Gli anni di insegnamento nella scuola primaria hanno superato i trentaquattro e in questo lungo arco di tempo ho partecipato e realizzato molti progetti: Educazione ambientale, stradale, alimentare, sport, promozione alla lettura, culturali, scacchi, matematica, drammatizzazione...
Alcuni belli, altri innovativi, altri ancora coinvolgenti, che hanno anche premiato la classe di turno più volte. Eppure, se devo essere sincera, il progetto più riuscito in assoluto, quello che negli anni ha dato le soddisfazioni più profonde, è stato semplicemente… l’aritmetica e la geometria. Può sembrare sorprendente. E invece è lì che accade qualcosa di speciale. Quando in classe si lavora sulle frazioni per quattro o cinque giorni consecutivi — attraverso disegni frazionati, esempi concreti, rappresentazioni visive, esercitazioni guidate e momenti di confronto — si assiste a una trasformazione. Non immediata, non rumorosa. Ma profonda.
Al mattino i bambini entrano in aula, aprono spontaneamente i quaderni e attendono, senza il solito chiasso. Non è necessario dire: “Apriamo il quaderno”, “Iniziamo”, “Correggiamo”. Sono già pronti. Aspettano quasi con una forma di ansia positiva. Non l’ansia del voto o della verifica, ma l’attesa di continuare. Di capire meglio. Di andare oltre. Vogliono mostrare che hanno compreso.
Vogliono mettersi alla prova. Vogliono scoprire cosa c’è dopo. Si divertono quasi a trovare il valore di una frazione, come se fosse una piccola sfida personale. Si appassionano nel misurare con il righello la lunghezza dei lati di un poligono, nel controllare con attenzione i centimetri e i millimetri. Disegnano figure geometriche con rigore, usando righello e compasso, e provano soddisfazione quando il lavoro è preciso, ordinato, “giusto”. Alla base di questo entusiasmo c’è un metodo di lavoro molto concreto. Le frazioni non nascono mai solo dal libro: prendono forma attraverso i pastelli, dividendo colori in parti uguali; attraverso il numero degli alunni della classe, calcolando la frazione delle femmine e dei maschi; attraverso situazioni reali che i bambini possono vedere e toccare.
Anche la geometria parte dall’esperienza: linee e angoli non sono solo disegni sul quaderno, ma diventano percorsi nello spazio dell’aula. Cambiare direzione camminando significa formare un angolo; tracciare una linea sul pavimento significa comprenderne l’orientamento; osservare la forma della Lim, del foglio, di altri oggetti quotidiani aiuta a riconoscere rette, segmenti, angoli retti o ottusi.
È un approccio che potremmo definire vicino al pensiero di Maria Montessori: partire dal concreto per arrivare all’astratto, dall’esperienza vissuta al simbolo scritto. Il bambino, se frequenta regolarmente, manipola, osserva, sperimenta e riflette; solo dopo formalizza. E quando il simbolo arriva, non è più estraneo: è la traduzione di qualcosa che ha già compreso. È in quarta primaria che questo passaggio diventa evidente. Scatta qualcosa. Non si tratta più solo di eseguire un esercizio o completare una pagina: nasce la passione per il sapere. Si accende il desiderio autentico di comprendere. La mente si sta aprendo.
Le frazioni non sono più numeri scritti uno sopra l’altro: diventano relazioni, parti di un tutto, collegamenti tra rappresentazione concreta e simbolo astratto. La geometria non è soltanto disegnare figure, ma imparare la precisione, l’ordine, la coerenza. È vedere nascere una forma da linee tracciate con intenzione e misura.

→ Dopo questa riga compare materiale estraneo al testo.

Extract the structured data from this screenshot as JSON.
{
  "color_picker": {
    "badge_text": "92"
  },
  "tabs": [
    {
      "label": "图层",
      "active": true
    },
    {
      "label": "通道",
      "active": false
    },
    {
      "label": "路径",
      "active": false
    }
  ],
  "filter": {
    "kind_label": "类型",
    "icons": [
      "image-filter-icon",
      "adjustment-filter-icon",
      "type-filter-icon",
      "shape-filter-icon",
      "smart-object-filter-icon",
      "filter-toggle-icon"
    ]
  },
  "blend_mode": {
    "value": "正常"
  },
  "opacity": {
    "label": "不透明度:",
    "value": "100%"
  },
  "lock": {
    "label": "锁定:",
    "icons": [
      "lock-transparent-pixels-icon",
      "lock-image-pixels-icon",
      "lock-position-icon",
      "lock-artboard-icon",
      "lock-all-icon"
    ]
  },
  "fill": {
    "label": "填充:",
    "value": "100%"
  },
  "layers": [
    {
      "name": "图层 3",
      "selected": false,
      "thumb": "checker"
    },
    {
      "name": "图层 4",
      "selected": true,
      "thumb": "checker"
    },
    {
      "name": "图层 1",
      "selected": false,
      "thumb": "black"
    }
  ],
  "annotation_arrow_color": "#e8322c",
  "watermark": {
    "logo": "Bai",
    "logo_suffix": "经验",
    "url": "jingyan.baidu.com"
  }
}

In quei momenti si percepisce con chiarezza che la matematica, se proposta con gradualità, concretezza e passione, non è una disciplina fredda. È uno straordinario allenamento del pensiero. Struttura la mente, educa al ragionamento, sviluppa autonomia. E soprattutto regala ai bambini una scoperta fondamentale: “Io posso capire”. Non esiste progetto più grande di questo!
Dopo tanti anni, ciò che continua a sorprendermi non è soltanto l’apprendimento dei contenuti, ma l’entusiasmo che nasce quando la comprensione diventa conquista personale. È lì che si vede lo sguardo illuminarsi. È lì che si forma la fiducia. È lì che si costruisce il futuro. Forse il progetto più bello, in fondo, è quello che apre la mente e accende la voglia di sapere. E la matematica, quando diventa esperienza viva, riesce a farlo come pochi altri percorsi.